The Chair for Bioinformatics, Institute of Computer Science at the Friedrich-Schiller-University Jena offers the following position:
PhD Student for EU HUMAN Doctoral Network (Wissenschaftliche Mitarbeiterin)
The doctoral network HUMAN (Harmonising and Unifying Blood Metabolomic Analysis Networks) is a multidisciplinary consortium that focuses on topics such as cross-laboratory comparisons, integration, co-evaluation, and proofing of liquid chromatography mass spectrometry for the analysis of human blood. It offers twelve PhD positions.

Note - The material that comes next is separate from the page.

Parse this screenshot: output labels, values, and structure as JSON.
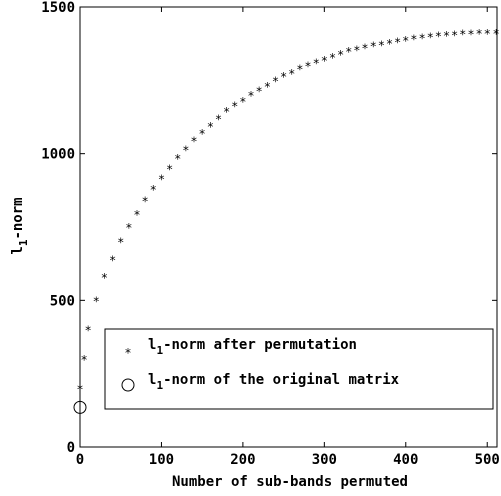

We are looking for talented PhD student from the research field of Bioinformatics or Computer Science (machine learning, algorithm development) who is passionate about research and have a profound knowledge in a) computational methods, development and evaluation and b) machine learning, development and evaluation. Basic knowledge in biology, biochemistry, chemistry is desirable; knowledge about mass spectrometry would be helpful as well but not required. The project will involve international and intersectorial secondments/visits to other project partners in the network for the doctoral candidates to learn new skills and foster collaborations.
Salary is according to EU regulations: The gross salary (not including employer’s social contributions) is 3264 € per month, or 3811 € per month including a family allowance (if applicable). Positions are temporary appointments. Handicapped applicants will be given preference in case of equal qualifications.
Please apply for the position via https://human-dn.eu/doctoral-candidates/.
Project description: In silico methods for searching small molecule MS/MS data in structure databases are becoming an everyday tool in untargeted metabolomics research. Yet, we presently have no idea about how experimental parameters influence metabolite annotation power and reproducibility. Here, we will approach this problem, assessing metrics that researchers are usually interested in: How many signals in the data can we annotate with a metabolite structure; and how many of these annotations are correct? We will study this on different levels of annotation, such as compound class annotations. Using experimental standards will allow us to establish a ground truth to compare against. We will evaluate variations between labs and measurements if we vary experimental or instrument parameters.